Daniel Pulver : Non. Je suis complètement absorbé par mon rôle. Je n'ai pas le temps. Il faut imaginer qu'Isa devient de plus en plus sensible. Chaque mot peut aller dans le mauvais sens. Je suis tellement concentré que je ne dis rien de mal.
Que se passe-t-il si vous dites le mauvais mot ?
Isa Pulver : Un ancien entraîneur essayait de m'encourager en répétant sans cesse : « Tire ! Pousse ! » Je me disais : « Mais ça fait cinq jours que je fais ça ! Tu ne comprends pas ? » Dans ce cas, le chef d'équipe doit intervenir et l'entraîneur doit partir immédiatement. Je ne peux plus avoir cette personne près de moi. Elle ne me motive pas. Et je ne me préoccupe que de ça, pas de la motivation. Même si quelqu'un arrive et me dit : « Il fait chaud, non ? » Bien sûr qu'il fait chaud dans le désert ! J'ai besoin de gens pour me pousser. La pitié, c'est bien parfois, mais ça ne me mène nulle part.
Daniel Pulver : Si je devais lui témoigner ma sympathie, j'inverserais les rôles. Et Isa ne doit jamais ressentir cela. Et je ne veux pas non plus ressentir de pitié pour elle dans cette situation.
Vous avez parlé de stratégies qui peuvent motiver Isa à continuer. Qu'entendez-vous par là ?

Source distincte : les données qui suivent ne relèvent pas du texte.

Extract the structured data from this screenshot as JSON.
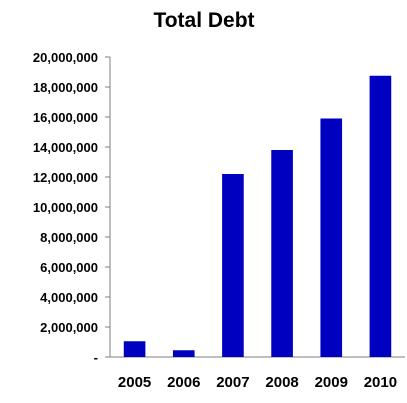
{
  "chart_data": {
    "type": "bar",
    "title": "Total Debt",
    "xlabel": "",
    "ylabel": "",
    "categories": [
      "2005",
      "2006",
      "2007",
      "2008",
      "2009",
      "2010"
    ],
    "values": [
      1050000,
      450000,
      12200000,
      13800000,
      15900000,
      18750000
    ],
    "ylim": [
      0,
      20000000
    ],
    "yticks": [
      0,
      2000000,
      4000000,
      6000000,
      8000000,
      10000000,
      12000000,
      14000000,
      16000000,
      18000000,
      20000000
    ],
    "ytick_labels": [
      "-",
      "2,000,000",
      "4,000,000",
      "6,000,000",
      "8,000,000",
      "10,000,000",
      "12,000,000",
      "14,000,000",
      "16,000,000",
      "18,000,000",
      "20,000,000"
    ],
    "grid": false,
    "legend": "none",
    "bar_color": "#0000c0",
    "axis_color": "#7f7f7f"
  }
}
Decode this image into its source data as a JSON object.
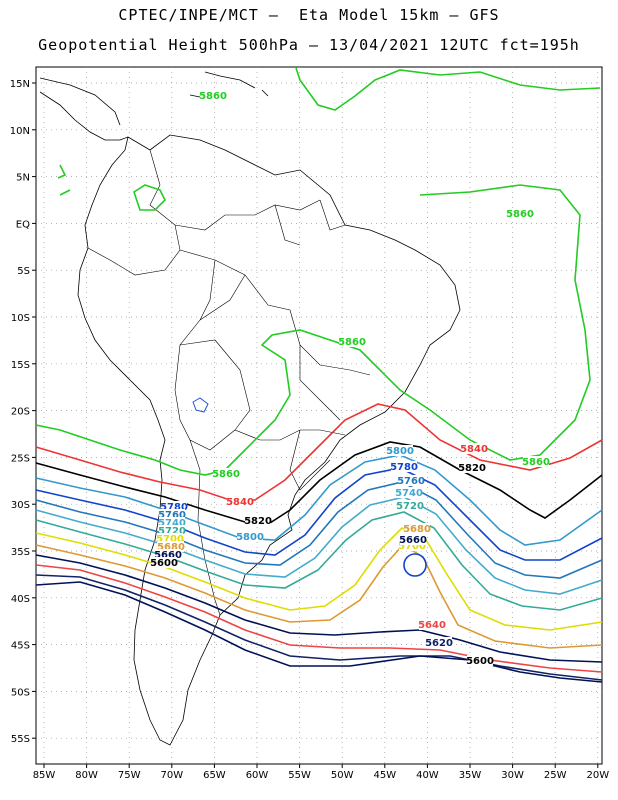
{
  "header": {
    "line1": "CPTEC/INPE/MCT –  Eta Model 15km – GFS",
    "line2": "Geopotential Height 500hPa – 13/04/2021 12UTC fct=195h"
  },
  "map": {
    "lon_ticks": [
      "85W",
      "80W",
      "75W",
      "70W",
      "65W",
      "60W",
      "55W",
      "50W",
      "45W",
      "40W",
      "35W",
      "30W",
      "25W",
      "20W"
    ],
    "lat_ticks": [
      "15N",
      "10N",
      "5N",
      "EQ",
      "5S",
      "10S",
      "15S",
      "20S",
      "25S",
      "30S",
      "35S",
      "40S",
      "45S",
      "50S",
      "55S"
    ],
    "contour_colors": {
      "5860": "#22cc22",
      "5840": "#ee3333",
      "5820": "#000000",
      "5800": "#3399cc",
      "5780": "#1144cc",
      "5760": "#2277bb",
      "5740": "#44aacc",
      "5720": "#33aa99",
      "5700": "#dddd00",
      "5680": "#dd9933",
      "5660": "#001155",
      "5640": "#ee4444",
      "5620": "#112266"
    },
    "labels": [
      {
        "id": "g1",
        "text": "5860"
      },
      {
        "id": "g2",
        "text": "5860"
      },
      {
        "id": "g3",
        "text": "5860"
      },
      {
        "id": "g4",
        "text": "5860"
      },
      {
        "id": "g5",
        "text": "5860"
      },
      {
        "id": "r1",
        "text": "5840"
      },
      {
        "id": "r2",
        "text": "5840"
      },
      {
        "id": "k1",
        "text": "5820"
      },
      {
        "id": "k2",
        "text": "5820"
      },
      {
        "id": "c1",
        "text": "5800"
      },
      {
        "id": "c2",
        "text": "5800"
      },
      {
        "id": "c3",
        "text": "5780"
      },
      {
        "id": "c4",
        "text": "5780"
      },
      {
        "id": "c5",
        "text": "5760"
      },
      {
        "id": "c6",
        "text": "5760"
      },
      {
        "id": "c7",
        "text": "5740"
      },
      {
        "id": "c8",
        "text": "5740"
      },
      {
        "id": "c9",
        "text": "5720"
      },
      {
        "id": "c10",
        "text": "5720"
      },
      {
        "id": "c11",
        "text": "5700"
      },
      {
        "id": "c12",
        "text": "5700"
      },
      {
        "id": "c13",
        "text": "5680"
      },
      {
        "id": "c14",
        "text": "5680"
      },
      {
        "id": "c15",
        "text": "5660"
      },
      {
        "id": "c16",
        "text": "5660"
      },
      {
        "id": "c17",
        "text": "5640"
      },
      {
        "id": "c18",
        "text": "5620"
      },
      {
        "id": "c19",
        "text": "5600"
      },
      {
        "id": "c20",
        "text": "5600"
      }
    ]
  }
}
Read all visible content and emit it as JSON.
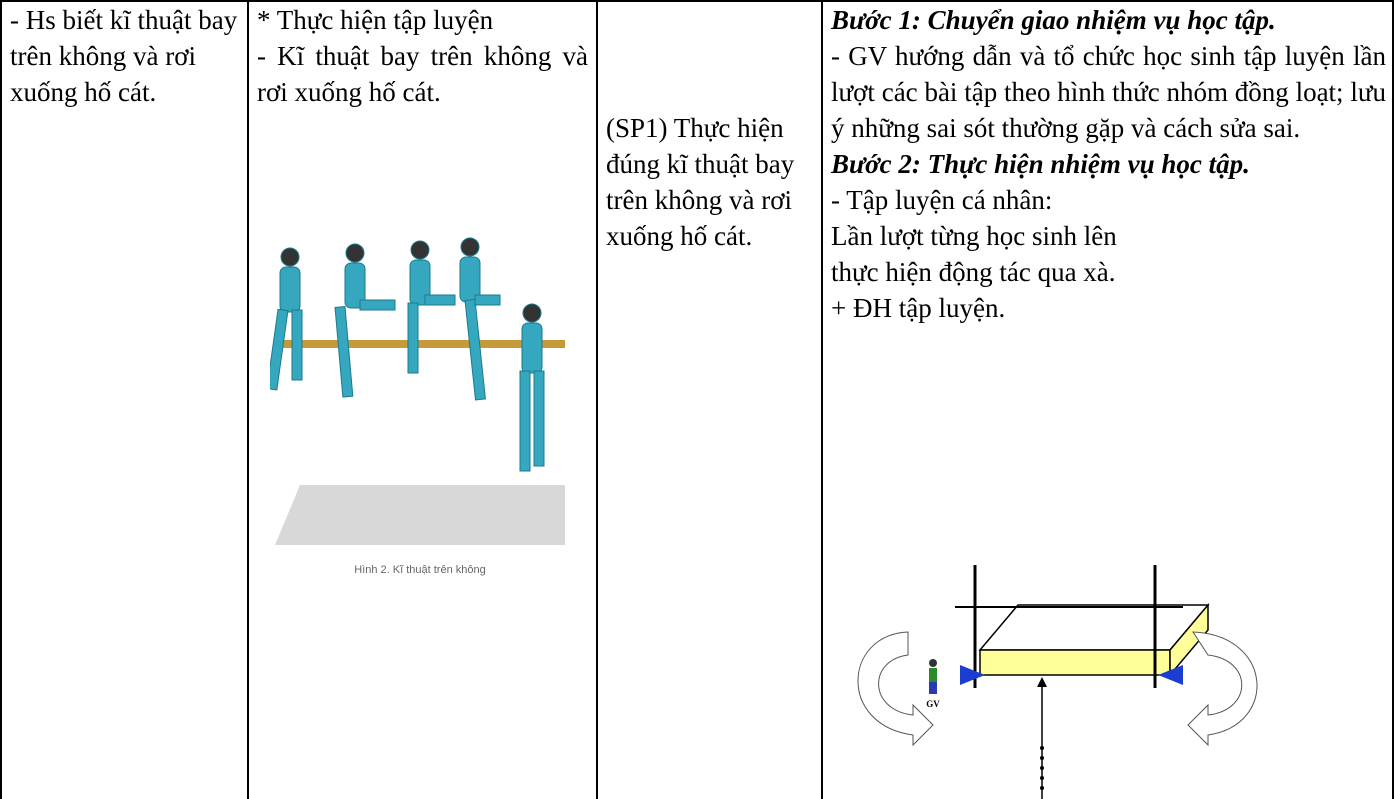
{
  "table": {
    "rows": [
      {
        "objective": "- Hs biết kĩ thuật bay trên không và rơi xuống hố cát.",
        "content": [
          "* Thực hiện tập luyện",
          "- Kĩ thuật bay trên không và rơi xuống hố cát."
        ],
        "figure_caption": "Hình 2. Kĩ thuật trên không",
        "product": "(SP1) Thực hiện đúng kĩ thuật bay trên không và rơi xuống hố cát.",
        "activities": [
          {
            "heading": "Bước 1: Chuyển giao nhiệm vụ học tập.",
            "lines": [
              "- GV hướng dẫn và tổ chức học sinh tập luyện lần lượt các bài tập theo hình thức nhóm đồng loạt; lưu ý những sai sót thường gặp và cách sửa sai."
            ]
          },
          {
            "heading": "Bước 2: Thực hiện nhiệm vụ học tập.",
            "lines": [
              "- Tập luyện cá nhân:",
              "Lần lượt từng học sinh lên thực hiện động tác qua xà.",
              "+ ĐH tập luyện."
            ]
          }
        ],
        "diagram_label": "GV"
      }
    ]
  }
}
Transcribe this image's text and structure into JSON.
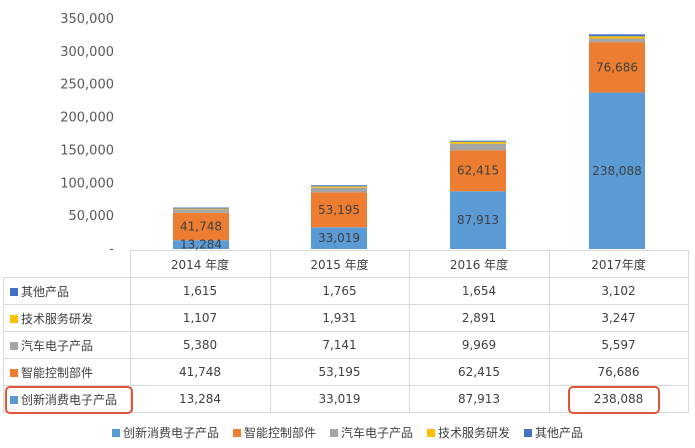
{
  "chart_data": {
    "type": "bar",
    "stacked": true,
    "categories": [
      "2014 年度",
      "2015 年度",
      "2016 年度",
      "2017年度"
    ],
    "series": [
      {
        "name": "创新消费电子产品",
        "values": [
          13284,
          33019,
          87913,
          238088
        ],
        "color": "#5b9bd5",
        "value_labels": [
          "13,284",
          "33,019",
          "87,913",
          "238,088"
        ]
      },
      {
        "name": "智能控制部件",
        "values": [
          41748,
          53195,
          62415,
          76686
        ],
        "color": "#ed7d31",
        "value_labels": [
          "41,748",
          "53,195",
          "62,415",
          "76,686"
        ]
      },
      {
        "name": "汽车电子产品",
        "values": [
          5380,
          7141,
          9969,
          5597
        ],
        "color": "#a5a5a5",
        "value_labels": [
          "5,380",
          "7,141",
          "9,969",
          "5,597"
        ]
      },
      {
        "name": "技术服务研发",
        "values": [
          1107,
          1931,
          2891,
          3247
        ],
        "color": "#ffc000",
        "value_labels": [
          "1,107",
          "1,931",
          "2,891",
          "3,247"
        ]
      },
      {
        "name": "其他产品",
        "values": [
          1615,
          1765,
          1654,
          3102
        ],
        "color": "#4472c4",
        "value_labels": [
          "1,615",
          "1,765",
          "1,654",
          "3,102"
        ]
      }
    ],
    "ylim": [
      0,
      350000
    ],
    "yticks": [
      0,
      50000,
      100000,
      150000,
      200000,
      250000,
      300000,
      350000
    ],
    "ytick_labels": [
      "-",
      "50,000",
      "100,000",
      "150,000",
      "200,000",
      "250,000",
      "300,000",
      "350,000"
    ],
    "grid": false,
    "legend_position": "bottom",
    "data_table": true,
    "highlighted_cells": [
      "创新消费电子产品 row header",
      "创新消费电子产品 2017年度"
    ]
  }
}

Nous avons une liste que nous abordons point par point lorsqu'elle est fatiguée. Cela peut inclure le jeu ABC de la SRF, par exemple. Ou engager la conversation avec elle, provoquant une poussée d'adrénaline. La mettre un peu en colère la réveillera. La musique est un sujet, mais seulement sa musique.
Elle passe la playlist ?
C'est court : Trauffer. Après avoir parcouru la liste, on se dit : « OK, Isa, il est temps de faire une pause. » On a gagné quand elle dit elle-même : « C'est le meilleur moment pour faire une sieste. » Mon objectif est toujours de la convaincre de manière à ce que nous réussissions. C'est important, car nous sommes tous épuisés et susceptibles. Elle peut être une garce, mais pas moi.
Que signifie pour vous la Race Across America ?
Isa Pulver : Beaucoup. Des projets comme le RAAM sont réalisables. Je n'aurais jamais cru cela il y a douze ou treize ans. Et Daniel peut y participer.
Daniel Pulver : Je suis très reconnaissant. J'ai aimé travailler comme entraîneur partout. Mais la RAAM est un cran au-dessus. Et cela est lié à notre relation. L'intensité est différente.
Est-ce ce sentiment qui vous pousse à participer pour la quatrième fois ? Vous avez tout réussi, gagné deux fois et même été plus rapide que les hommes en 2023, mais le record du monde est hors de portée…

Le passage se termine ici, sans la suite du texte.